Monday, November 12, 2007
The Old, Weird Canada
Neil Young turns 62 today. Is he the greatest Canadian rock star ever? His primary competition may be Alberta's own Joni Mitchell, who turned 64 last week on the same day we were celebrating Johnny Rivers' birthday, but Neil's got her beat on career value by now and it ain't even close. As much as I love Leonard Cohen, he's not even really a rock star. Barenaked Ladies work better as a novelty act than as a band you have to take seriously. I suppose you have to send a respectful nod in the direction of Robbie Robertson; Glass Tiger doesn't even enter the conversation. (The Five Man Electrical Band was Canadian: who even knew?)

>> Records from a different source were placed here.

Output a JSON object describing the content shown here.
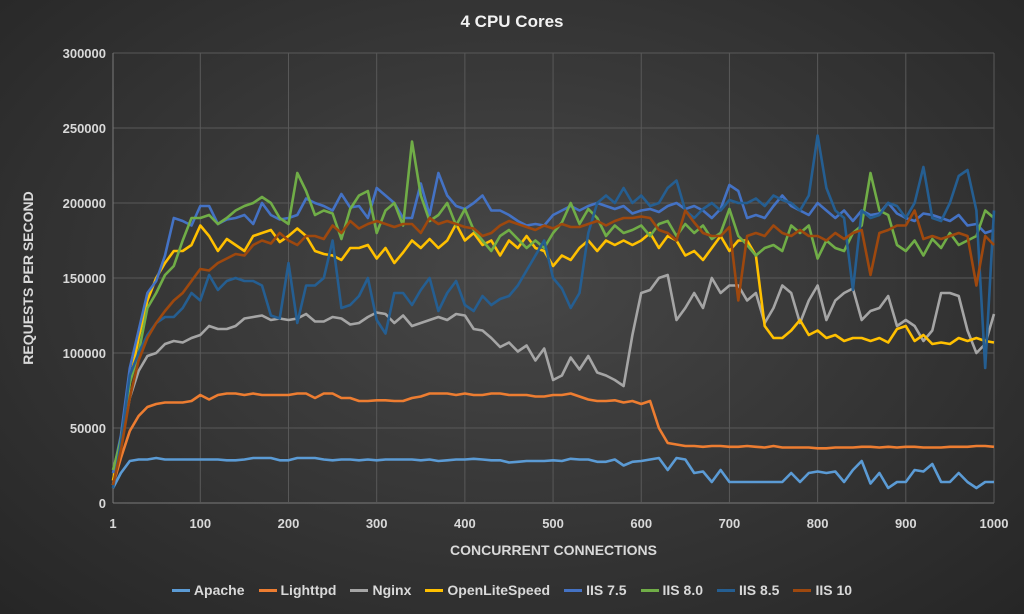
{
  "chart_data": {
    "type": "line",
    "title": "4 CPU Cores",
    "xlabel": "CONCURRENT CONNECTIONS",
    "ylabel": "REQUESTS PER SECOND",
    "ylim": [
      0,
      300000
    ],
    "xlim": [
      1,
      1000
    ],
    "yticks": [
      "0",
      "50000",
      "100000",
      "150000",
      "200000",
      "250000",
      "300000"
    ],
    "xticks": [
      "1",
      "100",
      "200",
      "300",
      "400",
      "500",
      "600",
      "700",
      "800",
      "900",
      "1000"
    ],
    "grid": true,
    "legend": "bottom",
    "x": [
      1,
      10,
      20,
      30,
      40,
      50,
      60,
      70,
      80,
      90,
      100,
      110,
      120,
      130,
      140,
      150,
      160,
      170,
      180,
      190,
      200,
      210,
      220,
      230,
      240,
      250,
      260,
      270,
      280,
      290,
      300,
      310,
      320,
      330,
      340,
      350,
      360,
      370,
      380,
      390,
      400,
      410,
      420,
      430,
      440,
      450,
      460,
      470,
      480,
      490,
      500,
      510,
      520,
      530,
      540,
      550,
      560,
      570,
      580,
      590,
      600,
      610,
      620,
      630,
      640,
      650,
      660,
      670,
      680,
      690,
      700,
      710,
      720,
      730,
      740,
      750,
      760,
      770,
      780,
      790,
      800,
      810,
      820,
      830,
      840,
      850,
      860,
      870,
      880,
      890,
      900,
      910,
      920,
      930,
      940,
      950,
      960,
      970,
      980,
      990,
      1000
    ],
    "series": [
      {
        "name": "Apache",
        "color": "#5b9bd5",
        "values": [
          10000,
          20000,
          28000,
          29000,
          29000,
          30000,
          29000,
          29000,
          29000,
          29000,
          29000,
          29000,
          29000,
          28500,
          28500,
          29000,
          30000,
          30000,
          30000,
          28500,
          28500,
          30000,
          30000,
          30000,
          29000,
          28500,
          29000,
          29000,
          28500,
          29000,
          28500,
          29000,
          29000,
          29000,
          29000,
          28500,
          29000,
          28000,
          28500,
          29000,
          29000,
          29500,
          29000,
          28500,
          28500,
          27000,
          27500,
          28000,
          28000,
          28000,
          28500,
          28000,
          29500,
          29000,
          29000,
          27500,
          27500,
          29000,
          25000,
          27500,
          28000,
          29000,
          30000,
          22000,
          30000,
          29000,
          20000,
          21000,
          14000,
          22000,
          14000,
          14000,
          14000,
          14000,
          14000,
          14000,
          14000,
          20000,
          14000,
          20000,
          21000,
          20000,
          21000,
          14000,
          22000,
          28000,
          13000,
          20000,
          10000,
          14000,
          14000,
          22000,
          21000,
          26000,
          14000,
          14000,
          20000,
          14000,
          10000,
          14000,
          14000
        ]
      },
      {
        "name": "Lighttpd",
        "color": "#ed7d31",
        "values": [
          12000,
          30000,
          48000,
          58000,
          64000,
          66000,
          67000,
          67000,
          67000,
          68000,
          72000,
          69000,
          72000,
          73000,
          73000,
          72000,
          73000,
          72000,
          72000,
          72000,
          72000,
          73000,
          73000,
          70000,
          73000,
          73000,
          70000,
          70000,
          68000,
          68000,
          68500,
          68500,
          68000,
          68000,
          70000,
          71000,
          73000,
          73000,
          73000,
          72000,
          73000,
          72000,
          72000,
          73000,
          73000,
          72000,
          72000,
          72000,
          71000,
          71000,
          72000,
          72000,
          73000,
          71000,
          69000,
          68000,
          68000,
          68500,
          67000,
          68000,
          66000,
          68000,
          50000,
          40000,
          39000,
          38000,
          38000,
          37500,
          38000,
          38000,
          37500,
          37500,
          38000,
          37500,
          37000,
          38000,
          37000,
          37000,
          37000,
          37000,
          36500,
          36500,
          37000,
          37000,
          37000,
          37500,
          37500,
          37000,
          37500,
          37000,
          37500,
          37500,
          37000,
          37000,
          37000,
          37500,
          37500,
          37500,
          38000,
          38000,
          37500
        ]
      },
      {
        "name": "Nginx",
        "color": "#a5a5a5",
        "values": [
          12000,
          40000,
          70000,
          88000,
          98000,
          100000,
          106000,
          108000,
          107000,
          110000,
          112000,
          118000,
          116000,
          116000,
          118000,
          123000,
          124000,
          125000,
          122000,
          123000,
          122000,
          123000,
          126000,
          121000,
          121000,
          124000,
          123000,
          119000,
          120000,
          124000,
          127000,
          126000,
          120000,
          125000,
          118000,
          120000,
          122000,
          124000,
          122000,
          126000,
          125000,
          116000,
          115000,
          110000,
          104000,
          107000,
          101000,
          105000,
          95000,
          103000,
          82000,
          85000,
          97000,
          89000,
          98000,
          87000,
          85000,
          82000,
          78000,
          112000,
          140000,
          142000,
          150000,
          152000,
          122000,
          130000,
          140000,
          130000,
          150000,
          140000,
          145000,
          145000,
          135000,
          140000,
          120000,
          130000,
          145000,
          140000,
          120000,
          135000,
          145000,
          122000,
          135000,
          140000,
          143000,
          122000,
          128000,
          130000,
          138000,
          118000,
          122000,
          118000,
          108000,
          115000,
          140000,
          140000,
          138000,
          115000,
          100000,
          106000,
          126000
        ]
      },
      {
        "name": "OpenLiteSpeed",
        "color": "#ffc000",
        "values": [
          15000,
          40000,
          80000,
          110000,
          135000,
          150000,
          160000,
          168000,
          168000,
          172000,
          185000,
          178000,
          168000,
          176000,
          172000,
          168000,
          178000,
          180000,
          182000,
          174000,
          178000,
          183000,
          178000,
          168000,
          166000,
          165000,
          162000,
          170000,
          170000,
          172000,
          163000,
          170000,
          160000,
          167000,
          175000,
          170000,
          176000,
          170000,
          175000,
          186000,
          175000,
          180000,
          172000,
          175000,
          165000,
          175000,
          170000,
          178000,
          170000,
          168000,
          158000,
          165000,
          162000,
          170000,
          175000,
          168000,
          175000,
          172000,
          175000,
          172000,
          175000,
          180000,
          170000,
          178000,
          175000,
          165000,
          168000,
          162000,
          170000,
          178000,
          168000,
          175000,
          175000,
          165000,
          118000,
          110000,
          110000,
          115000,
          122000,
          112000,
          115000,
          110000,
          112000,
          108000,
          110000,
          110000,
          108000,
          110000,
          107000,
          116000,
          118000,
          108000,
          112000,
          106000,
          107000,
          106000,
          110000,
          108000,
          110000,
          108000,
          107000
        ]
      },
      {
        "name": "IIS 7.5",
        "color": "#4472c4",
        "values": [
          20000,
          45000,
          90000,
          115000,
          140000,
          148000,
          165000,
          190000,
          188000,
          185000,
          198000,
          198000,
          186000,
          189000,
          190000,
          192000,
          186000,
          200000,
          192000,
          189000,
          190000,
          192000,
          203000,
          200000,
          198000,
          195000,
          206000,
          197000,
          198000,
          190000,
          210000,
          205000,
          200000,
          190000,
          190000,
          213000,
          192000,
          220000,
          205000,
          198000,
          196000,
          200000,
          205000,
          195000,
          195000,
          192000,
          188000,
          185000,
          186000,
          185000,
          192000,
          195000,
          198000,
          195000,
          198000,
          200000,
          198000,
          196000,
          198000,
          193000,
          195000,
          196000,
          194000,
          198000,
          200000,
          196000,
          198000,
          195000,
          190000,
          196000,
          212000,
          208000,
          190000,
          192000,
          190000,
          198000,
          205000,
          198000,
          195000,
          192000,
          200000,
          195000,
          190000,
          195000,
          188000,
          195000,
          192000,
          193000,
          200000,
          193000,
          190000,
          188000,
          193000,
          192000,
          190000,
          188000,
          192000,
          185000,
          186000,
          180000,
          182000
        ]
      },
      {
        "name": "IIS 8.0",
        "color": "#70ad47",
        "values": [
          22000,
          42000,
          80000,
          100000,
          130000,
          140000,
          152000,
          158000,
          175000,
          190000,
          190000,
          192000,
          186000,
          190000,
          195000,
          198000,
          200000,
          204000,
          200000,
          190000,
          186000,
          220000,
          208000,
          192000,
          195000,
          193000,
          176000,
          196000,
          205000,
          208000,
          180000,
          195000,
          200000,
          185000,
          241000,
          205000,
          188000,
          192000,
          200000,
          185000,
          196000,
          182000,
          175000,
          168000,
          178000,
          182000,
          176000,
          170000,
          175000,
          170000,
          180000,
          187000,
          200000,
          186000,
          196000,
          190000,
          178000,
          185000,
          180000,
          182000,
          185000,
          178000,
          186000,
          188000,
          178000,
          186000,
          180000,
          185000,
          176000,
          180000,
          196000,
          178000,
          172000,
          165000,
          170000,
          172000,
          168000,
          185000,
          180000,
          185000,
          163000,
          175000,
          170000,
          168000,
          180000,
          185000,
          220000,
          195000,
          192000,
          172000,
          168000,
          175000,
          165000,
          176000,
          170000,
          180000,
          172000,
          175000,
          178000,
          195000,
          190000
        ]
      },
      {
        "name": "IIS 8.5",
        "color": "#255e91",
        "values": [
          10000,
          40000,
          85000,
          100000,
          112000,
          120000,
          124000,
          124000,
          130000,
          140000,
          135000,
          152000,
          142000,
          148000,
          150000,
          148000,
          148000,
          145000,
          125000,
          123000,
          160000,
          120000,
          145000,
          145000,
          150000,
          175000,
          130000,
          132000,
          138000,
          150000,
          122000,
          113000,
          140000,
          140000,
          132000,
          142000,
          150000,
          128000,
          140000,
          148000,
          132000,
          128000,
          138000,
          132000,
          136000,
          138000,
          145000,
          155000,
          165000,
          175000,
          150000,
          143000,
          130000,
          140000,
          180000,
          200000,
          205000,
          200000,
          210000,
          200000,
          205000,
          198000,
          200000,
          210000,
          215000,
          195000,
          190000,
          196000,
          200000,
          195000,
          202000,
          200000,
          200000,
          203000,
          198000,
          205000,
          202000,
          200000,
          195000,
          205000,
          245000,
          210000,
          195000,
          190000,
          142000,
          195000,
          190000,
          192000,
          200000,
          198000,
          190000,
          200000,
          224000,
          190000,
          188000,
          200000,
          218000,
          222000,
          195000,
          90000,
          195000
        ]
      },
      {
        "name": "IIS 10",
        "color": "#9e480e",
        "values": [
          12000,
          35000,
          70000,
          95000,
          110000,
          120000,
          128000,
          135000,
          140000,
          148000,
          156000,
          155000,
          160000,
          163000,
          166000,
          165000,
          172000,
          175000,
          173000,
          180000,
          175000,
          172000,
          178000,
          178000,
          176000,
          185000,
          180000,
          188000,
          183000,
          186000,
          188000,
          186000,
          184000,
          186000,
          186000,
          180000,
          190000,
          186000,
          188000,
          186000,
          184000,
          183000,
          178000,
          180000,
          185000,
          188000,
          186000,
          184000,
          182000,
          185000,
          183000,
          186000,
          184000,
          184000,
          186000,
          188000,
          185000,
          188000,
          190000,
          190000,
          191000,
          190000,
          182000,
          180000,
          175000,
          195000,
          187000,
          180000,
          178000,
          178000,
          184000,
          135000,
          178000,
          180000,
          178000,
          185000,
          180000,
          178000,
          182000,
          178000,
          178000,
          175000,
          180000,
          176000,
          180000,
          182000,
          152000,
          180000,
          182000,
          185000,
          185000,
          195000,
          176000,
          178000,
          176000,
          178000,
          180000,
          178000,
          145000,
          178000,
          172000
        ]
      }
    ]
  }
}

But you do have to account for that lengthy fallow period in the '80s when Neil was putting out bizarre, ignored record after bizarre, ignored record, the rock & roll equivalent of when George Scott hit .171 with three homers while playing first base for the 1968 Red Sox. The first of these was 1982's Trans, which everybody hates now, but was a fairly substantial hit then, reaching Number 19 on Billboard's album chart. He released a single called "Little Thing Called Love," which I am unfamiliar with but went to Number 71 on the Billboard Hot 100, and then "Sample and Hold," which everyone remembers but did not chart.

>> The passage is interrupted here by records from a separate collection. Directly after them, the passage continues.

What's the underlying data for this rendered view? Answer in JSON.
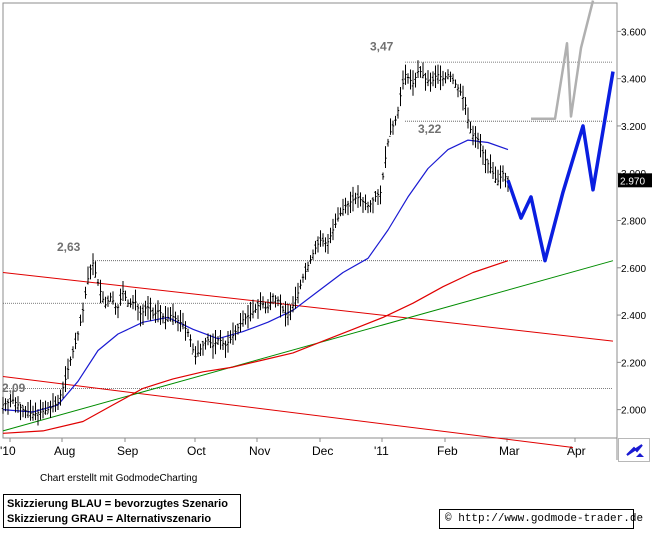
{
  "chart_data": {
    "type": "candlestick",
    "x_tick_labels": [
      "'10",
      "Aug",
      "Sep",
      "Oct",
      "Nov",
      "Dec",
      "'11",
      "Feb",
      "Mar",
      "Apr"
    ],
    "y_tick_labels": [
      "2.000",
      "2.200",
      "2.400",
      "2.600",
      "2.800",
      "3.000",
      "3.200",
      "3.400",
      "3.600"
    ],
    "ylim": [
      1.88,
      3.72
    ],
    "last_price_label": "2.970",
    "last_price": 2.97,
    "annotations": [
      {
        "text": "3,47",
        "value": 3.47
      },
      {
        "text": "3,22",
        "value": 3.22
      },
      {
        "text": "2,63",
        "value": 2.63
      },
      {
        "text": "2,09",
        "value": 2.09
      }
    ],
    "price_path": [
      [
        0,
        2.02
      ],
      [
        10,
        2.04
      ],
      [
        20,
        2.0
      ],
      [
        30,
        1.98
      ],
      [
        45,
        2.0
      ],
      [
        55,
        2.03
      ],
      [
        62,
        2.12
      ],
      [
        68,
        2.22
      ],
      [
        74,
        2.3
      ],
      [
        80,
        2.42
      ],
      [
        86,
        2.58
      ],
      [
        90,
        2.62
      ],
      [
        96,
        2.52
      ],
      [
        102,
        2.44
      ],
      [
        108,
        2.48
      ],
      [
        114,
        2.42
      ],
      [
        120,
        2.5
      ],
      [
        126,
        2.44
      ],
      [
        132,
        2.46
      ],
      [
        138,
        2.4
      ],
      [
        144,
        2.44
      ],
      [
        150,
        2.4
      ],
      [
        156,
        2.42
      ],
      [
        162,
        2.38
      ],
      [
        168,
        2.4
      ],
      [
        174,
        2.38
      ],
      [
        180,
        2.36
      ],
      [
        186,
        2.32
      ],
      [
        192,
        2.22
      ],
      [
        198,
        2.26
      ],
      [
        204,
        2.3
      ],
      [
        210,
        2.27
      ],
      [
        216,
        2.3
      ],
      [
        222,
        2.27
      ],
      [
        228,
        2.3
      ],
      [
        234,
        2.34
      ],
      [
        240,
        2.38
      ],
      [
        246,
        2.4
      ],
      [
        252,
        2.42
      ],
      [
        258,
        2.46
      ],
      [
        264,
        2.42
      ],
      [
        270,
        2.48
      ],
      [
        276,
        2.46
      ],
      [
        282,
        2.4
      ],
      [
        288,
        2.42
      ],
      [
        294,
        2.48
      ],
      [
        300,
        2.56
      ],
      [
        306,
        2.62
      ],
      [
        312,
        2.68
      ],
      [
        318,
        2.72
      ],
      [
        324,
        2.7
      ],
      [
        330,
        2.76
      ],
      [
        336,
        2.82
      ],
      [
        342,
        2.86
      ],
      [
        348,
        2.88
      ],
      [
        354,
        2.9
      ],
      [
        360,
        2.88
      ],
      [
        366,
        2.86
      ],
      [
        372,
        2.9
      ],
      [
        378,
        2.92
      ],
      [
        382,
        3.05
      ],
      [
        386,
        3.16
      ],
      [
        390,
        3.2
      ],
      [
        394,
        3.24
      ],
      [
        398,
        3.34
      ],
      [
        402,
        3.42
      ],
      [
        406,
        3.4
      ],
      [
        410,
        3.38
      ],
      [
        416,
        3.44
      ],
      [
        422,
        3.4
      ],
      [
        428,
        3.38
      ],
      [
        434,
        3.42
      ],
      [
        440,
        3.4
      ],
      [
        446,
        3.42
      ],
      [
        452,
        3.38
      ],
      [
        458,
        3.34
      ],
      [
        462,
        3.3
      ],
      [
        466,
        3.2
      ],
      [
        470,
        3.16
      ],
      [
        476,
        3.14
      ],
      [
        482,
        3.06
      ],
      [
        488,
        3.02
      ],
      [
        494,
        2.96
      ],
      [
        500,
        3.0
      ],
      [
        505,
        2.97
      ]
    ],
    "ma_blue": [
      [
        0,
        2.0
      ],
      [
        30,
        1.99
      ],
      [
        55,
        2.02
      ],
      [
        75,
        2.12
      ],
      [
        95,
        2.25
      ],
      [
        115,
        2.32
      ],
      [
        140,
        2.37
      ],
      [
        165,
        2.39
      ],
      [
        190,
        2.34
      ],
      [
        215,
        2.3
      ],
      [
        240,
        2.33
      ],
      [
        265,
        2.37
      ],
      [
        290,
        2.42
      ],
      [
        315,
        2.5
      ],
      [
        340,
        2.58
      ],
      [
        365,
        2.64
      ],
      [
        385,
        2.76
      ],
      [
        405,
        2.9
      ],
      [
        425,
        3.02
      ],
      [
        445,
        3.1
      ],
      [
        465,
        3.14
      ],
      [
        485,
        3.13
      ],
      [
        505,
        3.1
      ]
    ],
    "ma_red": [
      [
        0,
        1.9
      ],
      [
        40,
        1.91
      ],
      [
        80,
        1.95
      ],
      [
        110,
        2.02
      ],
      [
        140,
        2.09
      ],
      [
        170,
        2.13
      ],
      [
        200,
        2.16
      ],
      [
        230,
        2.18
      ],
      [
        260,
        2.21
      ],
      [
        290,
        2.24
      ],
      [
        320,
        2.29
      ],
      [
        350,
        2.34
      ],
      [
        380,
        2.39
      ],
      [
        410,
        2.45
      ],
      [
        440,
        2.52
      ],
      [
        470,
        2.58
      ],
      [
        505,
        2.63
      ]
    ],
    "trendlines": [
      {
        "color": "#e00000",
        "points": [
          [
            0,
            2.58
          ],
          [
            610,
            2.29
          ]
        ]
      },
      {
        "color": "#e00000",
        "points": [
          [
            0,
            2.14
          ],
          [
            570,
            1.84
          ]
        ]
      },
      {
        "color": "#008c00",
        "points": [
          [
            0,
            1.91
          ],
          [
            610,
            2.63
          ]
        ]
      }
    ],
    "horizontal_levels": [
      {
        "value": 3.47,
        "from": 402,
        "to": 610
      },
      {
        "value": 3.22,
        "from": 402,
        "to": 610
      },
      {
        "value": 2.63,
        "from": 90,
        "to": 540
      },
      {
        "value": 2.45,
        "from": 0,
        "to": 290
      },
      {
        "value": 2.09,
        "from": 0,
        "to": 610
      }
    ],
    "scenario_blue": [
      [
        505,
        2.97
      ],
      [
        518,
        2.81
      ],
      [
        528,
        2.9
      ],
      [
        542,
        2.63
      ],
      [
        560,
        2.92
      ],
      [
        580,
        3.2
      ],
      [
        590,
        2.93
      ],
      [
        610,
        3.43
      ]
    ],
    "scenario_grey": [
      [
        528,
        3.23
      ],
      [
        552,
        3.23
      ],
      [
        564,
        3.55
      ],
      [
        568,
        3.24
      ],
      [
        578,
        3.53
      ],
      [
        590,
        3.73
      ]
    ]
  },
  "credit": "Chart erstellt mit GodmodeCharting",
  "legend": {
    "line1": "Skizzierung BLAU = bevorzugtes Szenario",
    "line2": "Skizzierung GRAU = Alternativszenario"
  },
  "url": "http://www.godmode-trader.de",
  "copyright": "©",
  "colors": {
    "price": "#000000",
    "ma_short": "#1a1ad2",
    "ma_long": "#e00000",
    "scenario_blue": "#0a1ee0",
    "scenario_grey": "#b0b0b0",
    "annotation": "#707070"
  }
}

Even though Trans is considered the opening salvo in Young's weirdage, it was far bigger than the somewhat more conventional records that followed: the rockabilly Everybody's Rockin', recorded with the Shocking Pinks in 1983; the country Old Ways, from 1985; the synth-rock Landing on Water, from 1986. It was after Everybody's Rockin', I think, that David Geffen sued Neil for making un-Neil-like records. He supposedly went back to his old style with Life, recorded with Crazy Horse in 1987, but nobody ever heard anything from it, either. Of all the albums from this period, Life had the lowest peak chart position at Number 75 (actually, it tied with Old Ways).
Young finally produced another hit in 1989 with "This Note's for You," from the album of the same name. It was actually a doo-woppy kind of album, and I'm no Neil Young scholar, but I am not aware of him pursuing doo-wop at any earlier point of his career. If the album hadn't produced a hit, it would have been just another batch of Geffen-suing weirdness.